The novel coronavirus disease (COVID-19) pandemic will not end before October 2020 in India, according to a study by the Indian Institute of Technology (IIT), Kharagpur.
There will be more than 700,000 COVID-19 cases when the disease outbreak will near its end in the country, according to projections from a logistical model deployed for the study by Abhijit Das, a computer science and engineering faculty at IIT-Kharagpur.
The trend indicated the disease will remain in the country for several months: It is unlikely for the disease outbreak to decrease before the end of September.
The projections, however, were not completely stable and reliable due to limitations in modelling, warned Das.
A calculation — keeping the seven-day rolling average of cases — said Maharashtra, the state affected the most by COVID-19, was expected to have its peak in June.
The expected number of cases in the state will be more than 160,000 till the pandemic ends, the study said.
Delhi will overtake Maharashtra and cross 250,000 cases, with the pandemic expected to end in the state by November, according to the study. For Tamil Nadu, the end may come by October with nearly 130,000 cases.
Uttar Pradesh — which currently has nearly 16,000 cases — is expected to proceed towards the end by November with more than 40,000 cases.
Madhya Pradesh and West Bengal may see the end of the pandemic in September and October, with more than 13,000 and 30,000 cases respectively.

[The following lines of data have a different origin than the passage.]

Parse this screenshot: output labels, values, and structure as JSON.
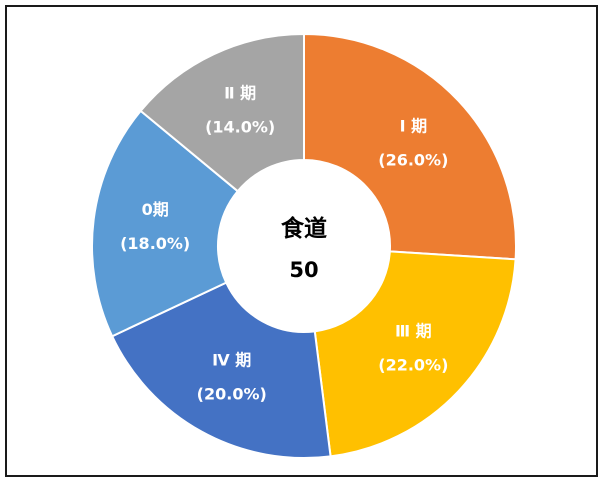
{
  "chart_data": {
    "type": "pie",
    "variant": "donut",
    "center_label": "食道",
    "center_value": "50",
    "slices": [
      {
        "name": "Ⅰ 期",
        "value": 26.0,
        "label": "(26.0%)",
        "color": "#ED7D31"
      },
      {
        "name": "Ⅲ 期",
        "value": 22.0,
        "label": "(22.0%)",
        "color": "#FFC000"
      },
      {
        "name": "Ⅳ 期",
        "value": 20.0,
        "label": "(20.0%)",
        "color": "#4472C4"
      },
      {
        "name": "0期",
        "value": 18.0,
        "label": "(18.0%)",
        "color": "#5B9BD5"
      },
      {
        "name": "Ⅱ 期",
        "value": 14.0,
        "label": "(14.0%)",
        "color": "#A5A5A5"
      }
    ],
    "legend": "none",
    "start_angle": "12 o'clock",
    "direction": "clockwise"
  }
}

The study, however, has an important limitation.
The results produced by the predictor are unreliable, despite several attempts to improve the performance of the model, according to the study. It cited considerable changes in the spread of the pattern of the disease in the country over time.

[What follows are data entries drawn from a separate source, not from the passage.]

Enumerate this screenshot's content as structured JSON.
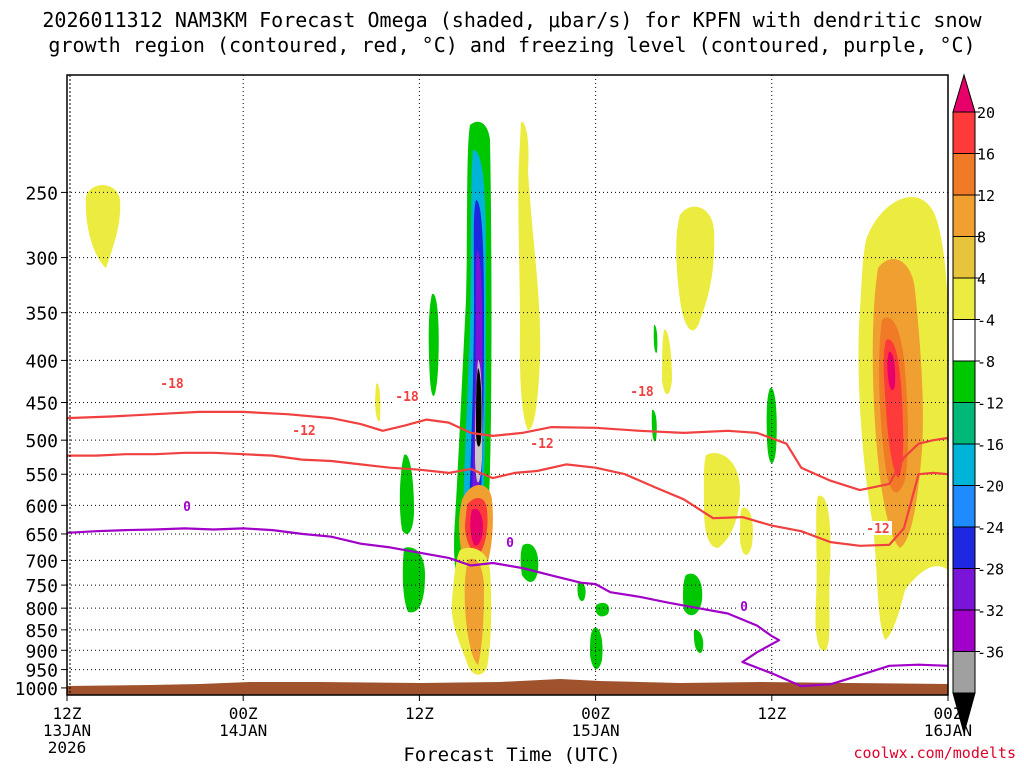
{
  "chart_data": {
    "type": "heatmap",
    "title_line1": "2026011312 NAM3KM Forecast Omega (shaded, μbar/s) for KPFN with dendritic snow",
    "title_line2": "growth region (contoured, red, °C) and freezing level (contoured, purple, °C)",
    "xlabel": "Forecast Time (UTC)",
    "credit": "coolwx.com/modelts",
    "x_range_hours": [
      0,
      60
    ],
    "y_range_mb": [
      1020,
      180
    ],
    "y_ticks": [
      "250",
      "300",
      "350",
      "400",
      "450",
      "500",
      "550",
      "600",
      "650",
      "700",
      "750",
      "800",
      "850",
      "900",
      "950",
      "1000"
    ],
    "y_tick_values": [
      250,
      300,
      350,
      400,
      450,
      500,
      550,
      600,
      650,
      700,
      750,
      800,
      850,
      900,
      950,
      1000
    ],
    "x_ticks": [
      {
        "hour": 0,
        "line1": "12Z",
        "line2": "13JAN",
        "line3": "2026"
      },
      {
        "hour": 12,
        "line1": "00Z",
        "line2": "14JAN",
        "line3": ""
      },
      {
        "hour": 24,
        "line1": "12Z",
        "line2": "",
        "line3": ""
      },
      {
        "hour": 36,
        "line1": "00Z",
        "line2": "15JAN",
        "line3": ""
      },
      {
        "hour": 48,
        "line1": "12Z",
        "line2": "",
        "line3": ""
      },
      {
        "hour": 60,
        "line1": "00Z",
        "line2": "16JAN",
        "line3": ""
      }
    ],
    "colorbar_labels": [
      "20",
      "16",
      "12",
      "8",
      "4",
      "-4",
      "-8",
      "-12",
      "-16",
      "-20",
      "-24",
      "-28",
      "-32",
      "-36"
    ],
    "colorbar_colors": [
      "#e8006a",
      "#ff3a3a",
      "#f07a25",
      "#f0a030",
      "#e8c43c",
      "#ecec40",
      "#ffffff",
      "#00c800",
      "#00b878",
      "#00b4d8",
      "#1e8cff",
      "#1e28e0",
      "#7a14d8",
      "#a000c8",
      "#a0a0a0",
      "#000000"
    ],
    "contour_labels": {
      "m18": "-18",
      "m12": "-12",
      "zero": "0"
    },
    "series": [
      {
        "name": "-18C isotherm",
        "color": "#f04040",
        "x": [
          0,
          3,
          6,
          9,
          12,
          15,
          18,
          20,
          21.5,
          23,
          24.5,
          26,
          27.5,
          29,
          31,
          33,
          36,
          39,
          42,
          45,
          47,
          49,
          50,
          52,
          54,
          56,
          57,
          58,
          59,
          60
        ],
        "y": [
          470,
          468,
          465,
          462,
          462,
          465,
          470,
          478,
          487,
          480,
          472,
          476,
          490,
          494,
          490,
          482,
          483,
          487,
          490,
          487,
          490,
          505,
          540,
          560,
          575,
          565,
          525,
          505,
          500,
          497
        ]
      },
      {
        "name": "-12C isotherm",
        "color": "#f04040",
        "x": [
          0,
          2,
          4,
          6,
          8,
          10,
          12,
          14,
          16,
          18,
          20,
          22,
          24,
          26,
          27.5,
          29,
          30.5,
          32,
          34,
          36,
          38,
          40,
          42,
          44,
          46,
          48,
          50,
          52,
          54,
          56,
          57,
          58,
          59,
          60
        ],
        "y": [
          522,
          522,
          520,
          520,
          518,
          518,
          520,
          522,
          528,
          530,
          535,
          540,
          543,
          548,
          542,
          556,
          548,
          545,
          535,
          540,
          550,
          570,
          590,
          622,
          620,
          635,
          645,
          665,
          672,
          670,
          640,
          550,
          548,
          550
        ]
      },
      {
        "name": "0C freezing level",
        "color": "#a000c8",
        "x": [
          0,
          2,
          4,
          6,
          8,
          10,
          12,
          14,
          16,
          18,
          20,
          22,
          24,
          26,
          27.5,
          29,
          31,
          33,
          35,
          36,
          37,
          39,
          41,
          43,
          45,
          47,
          48,
          48.5,
          47,
          46,
          48,
          50,
          52,
          54,
          56,
          58,
          60
        ],
        "y": [
          648,
          645,
          643,
          642,
          640,
          642,
          640,
          643,
          650,
          655,
          668,
          675,
          685,
          695,
          710,
          705,
          715,
          730,
          745,
          748,
          765,
          775,
          788,
          800,
          812,
          840,
          865,
          875,
          905,
          930,
          960,
          995,
          990,
          965,
          940,
          937,
          940
        ]
      }
    ]
  }
}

“This may be attributed to various causes, like different mobility patterns of the Indian people in different phases of lockdown, large-scale migration of laborers, change in diagnostic facilities, evolution of the SARS-CoV-2 virus that causes COVID-19, and so on,” said the study.
These causes are beyond the control of the logistic model (or any other prediction model), the study pointed out. Future projections may, thus, change with time.